The federal government has outlined some of the ways in which Infrastructure Canada is making the terms and conditions of executing the bilateral agreements it has finalized with all of the provinces and territories to be more responsive to their needs:
- Simplifying process approval: streamlining the application process by launching an online portal for project applications to be submitted more easily and having a dedicated team of officials to shepherd large project proposals through approvals.
- Supporting more infrastructure renewal in rural and northern communities: measures include making available federal funding to cover a portion of the costs associated with planning infrastructure projects in communities with a population of less than 5,000 people.
- Increasing broadband access in rural communities: to improve access to high-speed Internet service in rural communities, broadband projects undertaken in the provinces with for-profit recipients will qualify for a larger share of federal funding.
- Advancing reconciliation with Indigenous peoples: to promote a relationship with Indigenous peoples based on a recognition of rights, respect, cooperation and partnership, the costs of holding consultations with Indigenous peoples about proposed infrastructure projects will be retroactively eligible for federal funding.

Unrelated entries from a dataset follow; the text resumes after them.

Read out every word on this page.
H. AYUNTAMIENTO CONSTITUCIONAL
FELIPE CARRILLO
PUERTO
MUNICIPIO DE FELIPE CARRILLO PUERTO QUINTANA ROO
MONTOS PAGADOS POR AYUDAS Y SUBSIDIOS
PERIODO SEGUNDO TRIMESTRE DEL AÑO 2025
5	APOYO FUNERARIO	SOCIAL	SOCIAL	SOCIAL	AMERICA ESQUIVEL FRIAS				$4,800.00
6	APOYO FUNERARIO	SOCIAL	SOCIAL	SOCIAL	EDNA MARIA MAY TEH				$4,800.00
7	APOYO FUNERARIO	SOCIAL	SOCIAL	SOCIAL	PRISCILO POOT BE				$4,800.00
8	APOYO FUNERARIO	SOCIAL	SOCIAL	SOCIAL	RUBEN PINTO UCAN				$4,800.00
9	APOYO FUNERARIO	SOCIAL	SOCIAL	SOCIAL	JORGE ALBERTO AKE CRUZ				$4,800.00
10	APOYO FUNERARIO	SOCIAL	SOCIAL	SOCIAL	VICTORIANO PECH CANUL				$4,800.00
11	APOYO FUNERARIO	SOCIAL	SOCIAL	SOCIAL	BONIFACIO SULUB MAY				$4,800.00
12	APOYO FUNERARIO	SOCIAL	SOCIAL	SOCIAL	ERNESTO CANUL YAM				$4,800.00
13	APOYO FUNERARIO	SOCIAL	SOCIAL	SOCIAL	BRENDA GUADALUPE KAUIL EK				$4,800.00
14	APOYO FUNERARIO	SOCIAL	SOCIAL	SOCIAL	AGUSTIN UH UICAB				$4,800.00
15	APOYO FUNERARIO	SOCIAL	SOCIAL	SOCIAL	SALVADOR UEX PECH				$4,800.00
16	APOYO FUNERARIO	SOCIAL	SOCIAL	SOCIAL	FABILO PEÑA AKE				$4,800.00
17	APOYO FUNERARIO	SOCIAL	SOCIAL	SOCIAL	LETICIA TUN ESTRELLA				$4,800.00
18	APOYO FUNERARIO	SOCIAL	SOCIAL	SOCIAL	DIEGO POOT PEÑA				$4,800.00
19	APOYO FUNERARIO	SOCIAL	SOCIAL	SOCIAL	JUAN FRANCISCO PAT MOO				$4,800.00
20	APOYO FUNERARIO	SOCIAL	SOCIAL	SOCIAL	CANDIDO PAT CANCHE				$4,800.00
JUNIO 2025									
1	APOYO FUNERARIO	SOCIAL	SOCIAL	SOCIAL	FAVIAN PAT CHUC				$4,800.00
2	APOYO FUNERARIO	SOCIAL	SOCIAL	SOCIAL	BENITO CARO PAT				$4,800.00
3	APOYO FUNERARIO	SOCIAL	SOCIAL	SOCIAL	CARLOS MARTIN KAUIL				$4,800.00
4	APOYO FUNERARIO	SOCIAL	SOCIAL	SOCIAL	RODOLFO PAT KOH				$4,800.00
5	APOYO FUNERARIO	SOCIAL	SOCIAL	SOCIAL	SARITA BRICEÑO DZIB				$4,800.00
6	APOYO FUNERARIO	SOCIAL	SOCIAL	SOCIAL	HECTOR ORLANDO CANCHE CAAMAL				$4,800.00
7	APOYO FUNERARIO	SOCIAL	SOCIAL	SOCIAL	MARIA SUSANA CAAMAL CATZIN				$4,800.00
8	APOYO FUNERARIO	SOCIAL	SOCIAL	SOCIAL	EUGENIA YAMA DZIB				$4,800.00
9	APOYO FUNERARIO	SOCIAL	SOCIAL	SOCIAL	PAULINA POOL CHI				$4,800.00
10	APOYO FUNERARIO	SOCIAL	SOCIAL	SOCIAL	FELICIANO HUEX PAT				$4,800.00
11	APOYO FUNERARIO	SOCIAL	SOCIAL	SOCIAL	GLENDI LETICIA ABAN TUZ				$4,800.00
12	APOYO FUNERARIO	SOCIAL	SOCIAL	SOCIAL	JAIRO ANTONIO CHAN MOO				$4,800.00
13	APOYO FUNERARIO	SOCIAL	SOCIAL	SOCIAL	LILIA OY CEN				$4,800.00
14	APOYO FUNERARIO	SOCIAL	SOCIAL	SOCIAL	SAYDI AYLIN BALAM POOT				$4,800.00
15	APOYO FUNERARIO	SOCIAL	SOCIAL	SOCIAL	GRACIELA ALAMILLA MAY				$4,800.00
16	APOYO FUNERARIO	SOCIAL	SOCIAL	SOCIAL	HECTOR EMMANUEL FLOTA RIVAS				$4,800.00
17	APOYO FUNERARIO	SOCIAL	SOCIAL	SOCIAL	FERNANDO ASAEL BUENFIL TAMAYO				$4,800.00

- Expanding the types of energy retrofit projects that are eligible for federal funding: to support territorial governments in their efforts to reduce greenhouse gas emissions, proposed projects that are eligible for federally funded energy retrofits will be expanded to include territorial administrative buildings, community administrative buildings and emergency services infrastructure in the territories.
“In responding to the needs expressed by other orders of government, the Government of Canada is adjusting the terms of its infrastructure plan to make them flexible enough to support the unique and evolving needs of our provincial and territorial partners, which collectively own more than 98% of all public infrastructure in this country,” said François-Philippe Champagne, Canada’s Minister of Infrastructure and Communities in a media release.